JAMstack/SSGs - or at least the ones I know about - don't store things in SQL databases. Seems heretical - but the simple computer file system really works great for everything that builds into even the most complex site. Shocking, I know.

This means there's a whole set of layers and databae schema that simply evaporate. Both SQL and schema can get very complex. To learn an SSG even at it's most complex, you just - shockingly - look at the files.

CLI vs UI

After you put stuff in files, there's not a lot of complexity left. [Based on the idea that everyone in the content producer target market already knows how to do computer files.]

In 2003, that wasn't the case. The ethos then was to wrap a UI around every important operation, so you had to build a complex UI that made for handling all of the hundreds of pieces that make up a site in a complex and specialized set of forms. And then there are config files to manage the forms and interaction between the SQL engine.

SSGs don't have all that UI, but neither do they need it. Not that much complexity to manage - it's all just dumb files, and since there is no UI or DB to manage, considerably fewer, to boot.

PHP vs [random template engine]

Any code that is required to build a site has to be maintained, so the less there is, the friendlier it is to customize and add features to.
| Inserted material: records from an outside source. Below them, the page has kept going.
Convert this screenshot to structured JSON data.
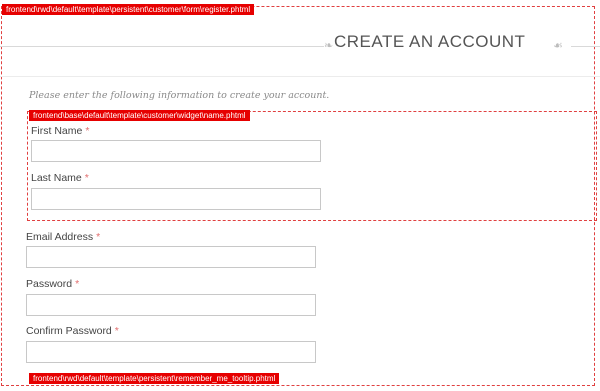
{
  "hints": {
    "register": "frontend\\rwd\\default\\template\\persistent\\customer\\form\\register.phtml",
    "name_widget": "frontend\\base\\default\\template\\customer\\widget\\name.phtml",
    "remember_me": "frontend\\rwd\\default\\template\\persistent\\remember_me_tooltip.phtml"
  },
  "page": {
    "title": "CREATE AN ACCOUNT",
    "intro": "Please enter the following information to create your account.",
    "required_marker": "*"
  },
  "form": {
    "first_name": {
      "label": "First Name",
      "value": ""
    },
    "last_name": {
      "label": "Last Name",
      "value": ""
    },
    "email": {
      "label": "Email Address",
      "value": ""
    },
    "password": {
      "label": "Password",
      "value": ""
    },
    "confirm_password": {
      "label": "Confirm Password",
      "value": ""
    }
  },
  "colors": {
    "hint_tag": "#e60000",
    "required": "#e26e6e"
  }
}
Now that we have no database or UI to manage, it's already a lot friendlier codebase to maintain. Pretty much all that is left is to assemble all the little pieces in files into bigger pieces in the final files that go down the pipe as HTML/CSS/JS

There isn't much code left, but the nice thing is that the code that IS left can be anything. There are 232 SSGs and counting, and nobody even cares what you use to assemble your templates. Favorites come and go, but you're not stuck with PHP or really anything. Simple and whatever is familiar does the trick.

Plugins vs JS/REST

When WordPress was invented, the LAMP stack served us well because there was no such thing as a REST API, or at least not in common usage.

So the LAMP stack was the whole important thing - and external data was a critical piece of the puzzle.
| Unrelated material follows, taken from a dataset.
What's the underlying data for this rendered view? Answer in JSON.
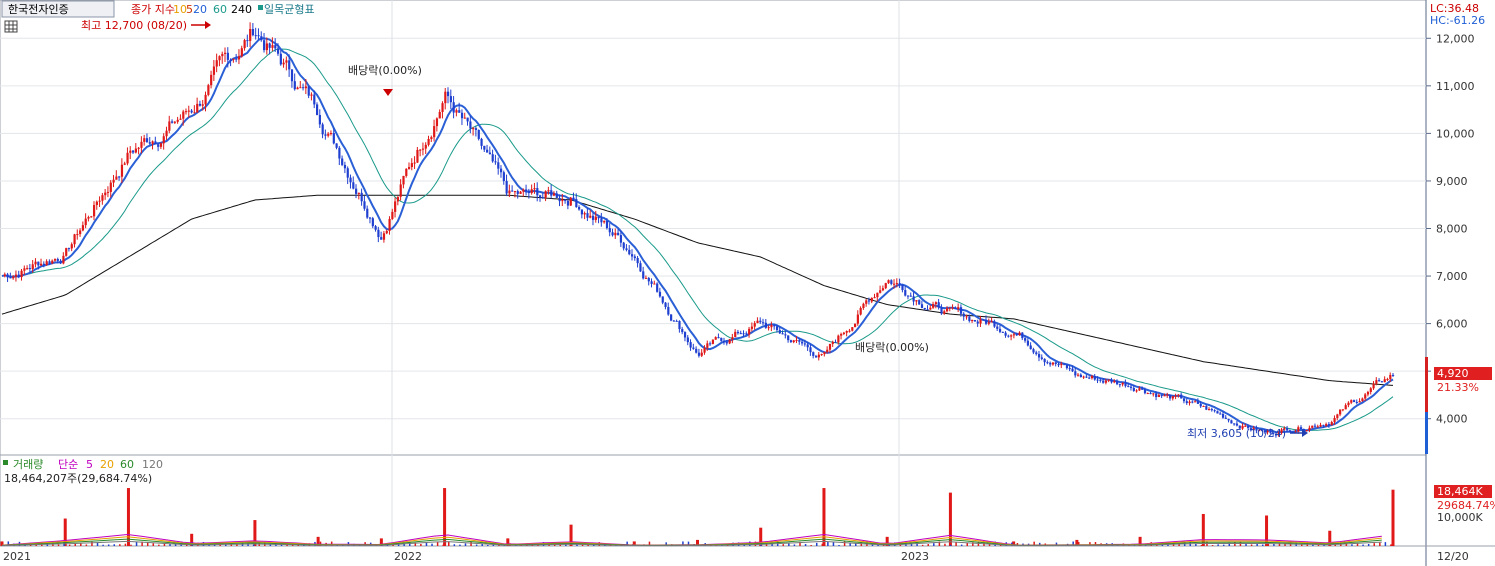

But the other 2/3s fo the internet that is not WP kept evolving beyond the LAMP stack, getting simpler and dumber. More and more functionality arrived in a-la-carte pieces - many by the same vendors like Shopify that also created WP plugins.
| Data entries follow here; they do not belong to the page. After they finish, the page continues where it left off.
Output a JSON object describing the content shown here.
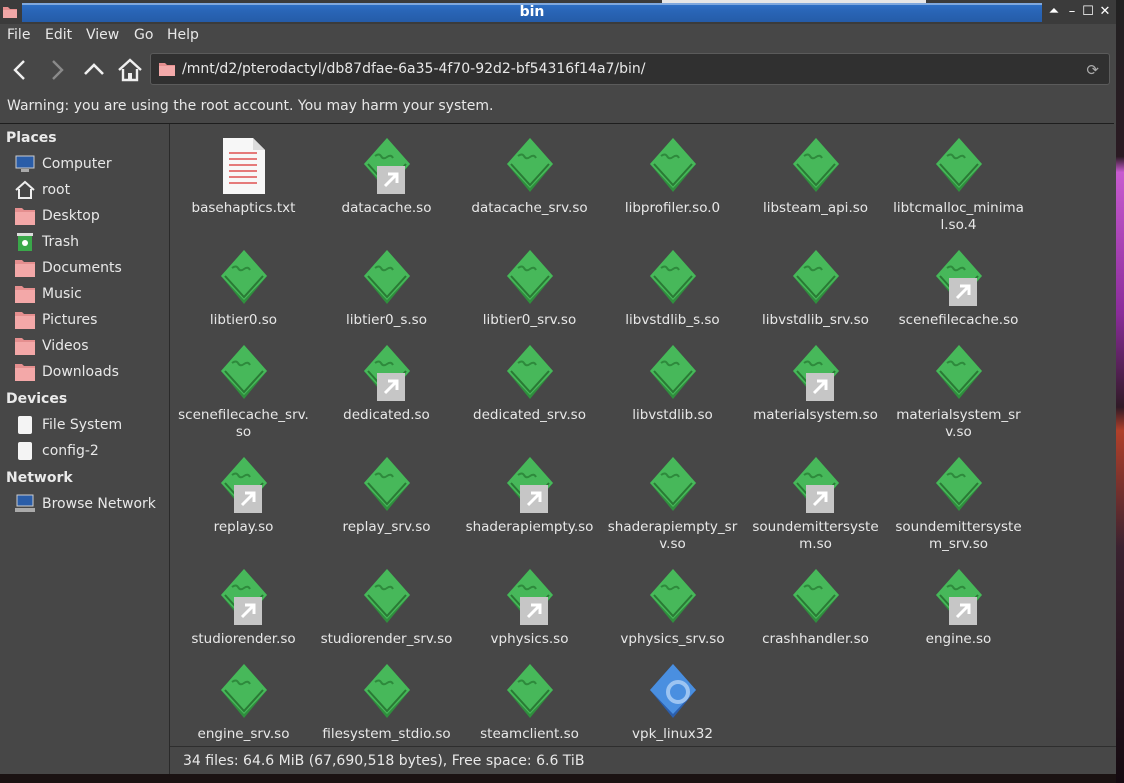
{
  "window": {
    "title": "bin"
  },
  "menu": [
    "File",
    "Edit",
    "View",
    "Go",
    "Help"
  ],
  "path": "/mnt/d2/pterodactyl/db87dfae-6a35-4f70-92d2-bf54316f14a7/bin/",
  "warning": "Warning: you are using the root account. You may harm your system.",
  "sidebar": {
    "places_title": "Places",
    "places": [
      "Computer",
      "root",
      "Desktop",
      "Trash",
      "Documents",
      "Music",
      "Pictures",
      "Videos",
      "Downloads"
    ],
    "devices_title": "Devices",
    "devices": [
      "File System",
      "config-2"
    ],
    "network_title": "Network",
    "network": [
      "Browse Network"
    ]
  },
  "files": [
    {
      "name": "basehaptics.txt",
      "kind": "text",
      "link": false
    },
    {
      "name": "datacache.so",
      "kind": "lib",
      "link": true
    },
    {
      "name": "datacache_srv.so",
      "kind": "lib",
      "link": false
    },
    {
      "name": "libprofiler.so.0",
      "kind": "lib",
      "link": false
    },
    {
      "name": "libsteam_api.so",
      "kind": "lib",
      "link": false
    },
    {
      "name": "libtcmalloc_minimal.so.4",
      "kind": "lib",
      "link": false
    },
    {
      "name": "libtier0.so",
      "kind": "lib",
      "link": false
    },
    {
      "name": "libtier0_s.so",
      "kind": "lib",
      "link": false
    },
    {
      "name": "libtier0_srv.so",
      "kind": "lib",
      "link": false
    },
    {
      "name": "libvstdlib_s.so",
      "kind": "lib",
      "link": false
    },
    {
      "name": "libvstdlib_srv.so",
      "kind": "lib",
      "link": false
    },
    {
      "name": "scenefilecache.so",
      "kind": "lib",
      "link": true
    },
    {
      "name": "scenefilecache_srv.so",
      "kind": "lib",
      "link": false
    },
    {
      "name": "dedicated.so",
      "kind": "lib",
      "link": true
    },
    {
      "name": "dedicated_srv.so",
      "kind": "lib",
      "link": false
    },
    {
      "name": "libvstdlib.so",
      "kind": "lib",
      "link": false
    },
    {
      "name": "materialsystem.so",
      "kind": "lib",
      "link": true
    },
    {
      "name": "materialsystem_srv.so",
      "kind": "lib",
      "link": false
    },
    {
      "name": "replay.so",
      "kind": "lib",
      "link": true
    },
    {
      "name": "replay_srv.so",
      "kind": "lib",
      "link": false
    },
    {
      "name": "shaderapiempty.so",
      "kind": "lib",
      "link": true
    },
    {
      "name": "shaderapiempty_srv.so",
      "kind": "lib",
      "link": false
    },
    {
      "name": "soundemittersystem.so",
      "kind": "lib",
      "link": true
    },
    {
      "name": "soundemittersystem_srv.so",
      "kind": "lib",
      "link": false
    },
    {
      "name": "studiorender.so",
      "kind": "lib",
      "link": true
    },
    {
      "name": "studiorender_srv.so",
      "kind": "lib",
      "link": false
    },
    {
      "name": "vphysics.so",
      "kind": "lib",
      "link": true
    },
    {
      "name": "vphysics_srv.so",
      "kind": "lib",
      "link": false
    },
    {
      "name": "crashhandler.so",
      "kind": "lib",
      "link": false
    },
    {
      "name": "engine.so",
      "kind": "lib",
      "link": true
    },
    {
      "name": "engine_srv.so",
      "kind": "lib",
      "link": false
    },
    {
      "name": "filesystem_stdio.so",
      "kind": "lib",
      "link": false
    },
    {
      "name": "steamclient.so",
      "kind": "lib",
      "link": false
    },
    {
      "name": "vpk_linux32",
      "kind": "exec",
      "link": false
    }
  ],
  "status": "34 files: 64.6 MiB (67,690,518 bytes), Free space: 6.6 TiB",
  "colors": {
    "lib_green": "#3aa84a",
    "exec_blue": "#3f7fd8",
    "titlebar": "#2a66b8"
  }
}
So now we have this odd situation where you can get stuff in either lightweight JS/REST packages and APIs, or in complex harder to maintain WP plugins. Interesting!

Who is friendliest? In this case, it's usually the simpler, easier to maintain and evolve JS libraries and REST APIs.

Markup vs Rich Text

Rich text, in 2003, was a critical piece of the puzzle. And people had much better things to do with their time than learn how to write that in HTML!

WordPress and others evolved as a critical alternative, allowing people to use the WordPress UI to write rich text! That editor made the process super friendly, and still does, today.

But then Wikis showed up, and millions of us began doing most of our writing in text editors, just because, frankly, we didn't have the patience to mess with rich text. Many cute languages evolved to serve this fast shorthand, and Markup ended up being the standard, now 20 years later.

This article was written in a text editor. It may appear, to you, as rich text. But like I said, I really don't have the patience for writing in rich text, and I can do anything with Markup that I need to do.

JAMstack uses regular old markup. No rich text to make formatting decisions about. No complex processes. Dumb, super fast, and I can use CSS to force all the pages to look the same. Perfect.

Friendliest, in this case, goes to SSG/JAMstack, at least for the millions of us like myself that already write in Markup for almost everything we do anyway.

UI v Git

OK this one is tricky, on the friendly scale.

WordPress comes with it's own adminUI, so that makes it friendliest, especially if you compare that to a newbie learning command line git and saving those same files to git.

So for Billy Designer or Mary Content Creator who doesn't work in git every day, there's your line in the sand.

But wait! The waters get muddy fast, for a couple reasons.

It's much easier to snap open a file, something that developers are familiar with, than fish through someone's UI.